Dieser Unsinn ist nicht meine Meinung, sondern die subjektiv und überspitzt formulierte Zusammenfassung eines Interviews mit dem französischen Soziologien Emmanuel Todd, das ich im Café Empire im Spiegel gelesen habe. In seinem Buch „Traurige Moderne“ erklärt Todd anscheinend gleich die ganze Geschichte der Menschheit anhand der Evolution von Familiensystemen. Garniert ist das Ganze mit einer Karte, die Europa in drei vorherrschende Familientypen einteilt, mit scharfen Trennlinien zum Beispiel zwischen Luxemburg und Belgien sowie zwischen Nord- und Südtirol. Im SPIEGEL wurde dabei laut Fußnote eine vereinfachte Darstellung gewählt, unterscheidet Todd doch eigentlich vier regionale Ausprägungen des Kernfamilien- sowie zwei des kommunitären Familientyps.

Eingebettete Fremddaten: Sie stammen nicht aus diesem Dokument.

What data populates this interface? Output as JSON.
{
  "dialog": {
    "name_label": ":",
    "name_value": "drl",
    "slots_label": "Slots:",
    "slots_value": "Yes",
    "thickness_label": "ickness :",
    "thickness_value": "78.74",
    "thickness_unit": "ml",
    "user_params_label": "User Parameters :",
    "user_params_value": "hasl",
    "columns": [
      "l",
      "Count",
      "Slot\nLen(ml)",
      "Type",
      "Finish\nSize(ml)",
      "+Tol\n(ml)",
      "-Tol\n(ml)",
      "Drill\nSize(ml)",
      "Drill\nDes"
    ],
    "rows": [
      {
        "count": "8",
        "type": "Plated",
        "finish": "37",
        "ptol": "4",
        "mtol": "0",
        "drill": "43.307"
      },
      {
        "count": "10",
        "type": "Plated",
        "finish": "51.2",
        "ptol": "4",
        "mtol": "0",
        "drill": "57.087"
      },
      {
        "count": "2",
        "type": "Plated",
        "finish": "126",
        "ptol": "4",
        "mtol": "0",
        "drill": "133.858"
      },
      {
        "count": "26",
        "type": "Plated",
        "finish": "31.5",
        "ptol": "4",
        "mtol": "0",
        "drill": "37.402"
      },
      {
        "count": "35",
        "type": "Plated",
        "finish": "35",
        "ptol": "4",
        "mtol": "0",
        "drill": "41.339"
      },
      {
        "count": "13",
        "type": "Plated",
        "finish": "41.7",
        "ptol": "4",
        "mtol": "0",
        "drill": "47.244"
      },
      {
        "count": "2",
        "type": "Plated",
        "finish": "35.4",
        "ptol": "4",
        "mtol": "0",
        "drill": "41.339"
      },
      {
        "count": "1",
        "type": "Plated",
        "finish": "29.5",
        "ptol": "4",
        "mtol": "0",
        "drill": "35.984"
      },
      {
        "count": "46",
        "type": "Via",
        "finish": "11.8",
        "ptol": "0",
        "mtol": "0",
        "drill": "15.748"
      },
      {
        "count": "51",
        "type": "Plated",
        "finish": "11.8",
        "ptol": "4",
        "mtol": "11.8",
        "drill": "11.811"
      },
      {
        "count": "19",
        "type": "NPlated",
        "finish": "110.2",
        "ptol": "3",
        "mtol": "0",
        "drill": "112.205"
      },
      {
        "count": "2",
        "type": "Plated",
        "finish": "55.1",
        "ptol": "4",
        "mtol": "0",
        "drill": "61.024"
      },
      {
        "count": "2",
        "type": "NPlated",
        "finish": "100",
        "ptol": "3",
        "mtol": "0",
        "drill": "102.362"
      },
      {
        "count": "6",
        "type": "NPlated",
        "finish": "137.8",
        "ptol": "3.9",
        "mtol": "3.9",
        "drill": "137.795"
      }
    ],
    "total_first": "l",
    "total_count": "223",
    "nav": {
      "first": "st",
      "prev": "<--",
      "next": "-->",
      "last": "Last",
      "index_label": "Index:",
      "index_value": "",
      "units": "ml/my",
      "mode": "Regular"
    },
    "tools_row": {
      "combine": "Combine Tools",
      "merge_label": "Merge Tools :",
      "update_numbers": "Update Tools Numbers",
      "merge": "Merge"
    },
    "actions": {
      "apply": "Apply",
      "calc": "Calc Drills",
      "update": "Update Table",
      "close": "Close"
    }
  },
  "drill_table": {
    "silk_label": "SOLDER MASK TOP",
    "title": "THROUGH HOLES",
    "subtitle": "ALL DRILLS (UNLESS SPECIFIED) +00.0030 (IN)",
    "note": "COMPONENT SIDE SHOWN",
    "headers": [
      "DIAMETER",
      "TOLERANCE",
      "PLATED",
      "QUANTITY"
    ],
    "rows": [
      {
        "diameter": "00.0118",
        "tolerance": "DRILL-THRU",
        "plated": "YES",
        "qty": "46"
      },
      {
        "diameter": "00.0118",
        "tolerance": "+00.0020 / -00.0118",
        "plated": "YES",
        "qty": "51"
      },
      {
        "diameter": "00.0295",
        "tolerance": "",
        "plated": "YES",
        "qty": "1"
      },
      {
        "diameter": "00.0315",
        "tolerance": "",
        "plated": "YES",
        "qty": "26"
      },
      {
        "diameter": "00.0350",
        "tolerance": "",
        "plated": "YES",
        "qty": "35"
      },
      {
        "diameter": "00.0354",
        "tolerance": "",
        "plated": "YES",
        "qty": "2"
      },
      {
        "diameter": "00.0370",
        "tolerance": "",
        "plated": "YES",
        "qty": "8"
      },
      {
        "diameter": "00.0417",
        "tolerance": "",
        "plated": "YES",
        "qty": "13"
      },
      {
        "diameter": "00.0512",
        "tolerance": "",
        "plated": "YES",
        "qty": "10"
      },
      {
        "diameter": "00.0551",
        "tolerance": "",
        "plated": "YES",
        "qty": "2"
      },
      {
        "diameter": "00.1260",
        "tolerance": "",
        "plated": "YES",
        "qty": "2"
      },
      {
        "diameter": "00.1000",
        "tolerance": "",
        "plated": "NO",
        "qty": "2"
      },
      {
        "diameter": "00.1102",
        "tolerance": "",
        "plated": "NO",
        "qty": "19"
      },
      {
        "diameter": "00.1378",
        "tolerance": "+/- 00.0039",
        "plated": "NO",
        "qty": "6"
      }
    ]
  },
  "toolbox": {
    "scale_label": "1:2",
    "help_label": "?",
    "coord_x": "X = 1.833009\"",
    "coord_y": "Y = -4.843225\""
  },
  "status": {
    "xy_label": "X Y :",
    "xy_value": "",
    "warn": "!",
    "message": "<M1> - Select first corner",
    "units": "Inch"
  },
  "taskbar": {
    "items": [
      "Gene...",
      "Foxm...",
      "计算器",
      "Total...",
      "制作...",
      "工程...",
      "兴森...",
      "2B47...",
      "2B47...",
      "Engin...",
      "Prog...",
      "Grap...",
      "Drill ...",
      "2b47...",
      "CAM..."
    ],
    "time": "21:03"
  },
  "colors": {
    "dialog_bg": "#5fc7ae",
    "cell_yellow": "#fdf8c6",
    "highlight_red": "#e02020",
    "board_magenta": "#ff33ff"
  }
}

Dieser Quatsch erinnert mich an Samuel Huntington, der mit ähnlichen Kartendarstellungen den „Kampf der Kulturen“ herbeischreiben wollte und damit bei der Bush-Adminstration bekanntlich auf offene Ohren gestoßen ist. Meine Hoffnung ist, dass die Verantwortlichen in Brüssel Robert Menasse lesen und nicht Emmanuel Todd. Dass sie sich also von einem Satiriker zu Visionen verleiten und nicht von einem Pessimisten Europa kaputtreden lassen. Und dass sie nicht auf die Befindlichkeiten der Elfenbeinturm-Bewohner in den Zentren der europäischen Hauptstädte Rücksicht nehmen, sondern sich mehr mit den Befürchtungen der Großwohnsiedlungsturm-Bewohner an den Rändern der europäischen Großstädte beschäftigten. Jede Familie in Europa sollte ernstgenommen werden und sich ihre Miete sowie die Ausbildung ihrer Kinder leisten können – egal ob es sich dabei um eine Stammfamilie, eine Kernfamilie oder eine kommunitäre Familie handelt. Dann klappt es auch wieder mit den Wahlergebnissen für die europafreundlichen Parteien.
Lang lebe die Europäische Union! |
Es ist leider so, dass sich nicht jeder Europäer den Luxus gönnen kann, im Café Empire in Frederikshavn einen Chai Latte und eine Walnusstorte zu genießen. Aber jeder Europäer kann seine Meinung frei äußern; sein Reiseziel, seinen Arbeitsplatz, ja sogar seinen Wohnort innerhalb der Union frei wählen. Für uns ist das mittlerweile eine Selbstverständlichkeit, für Osteuropäer war es noch vor 30 Jahren ein ferner Traum.
Die Europäische Union ist eigentlich ein Wunder. Ein Wunder, das(s) das akkurate Dänemark und das chaotische Italien vereint hat/sind. Ein Wunder, über das wir uns freuen und das wir verteidigen sollten, statt es ständig schlechtzuschreiben.
Schreibt der deutsche Staatsbürger mit italienischem Wohnsitz, der sich in einem dänische Café über einen französischen Soziologen ärgert, bevor er das Schiff nach Schweden betritt.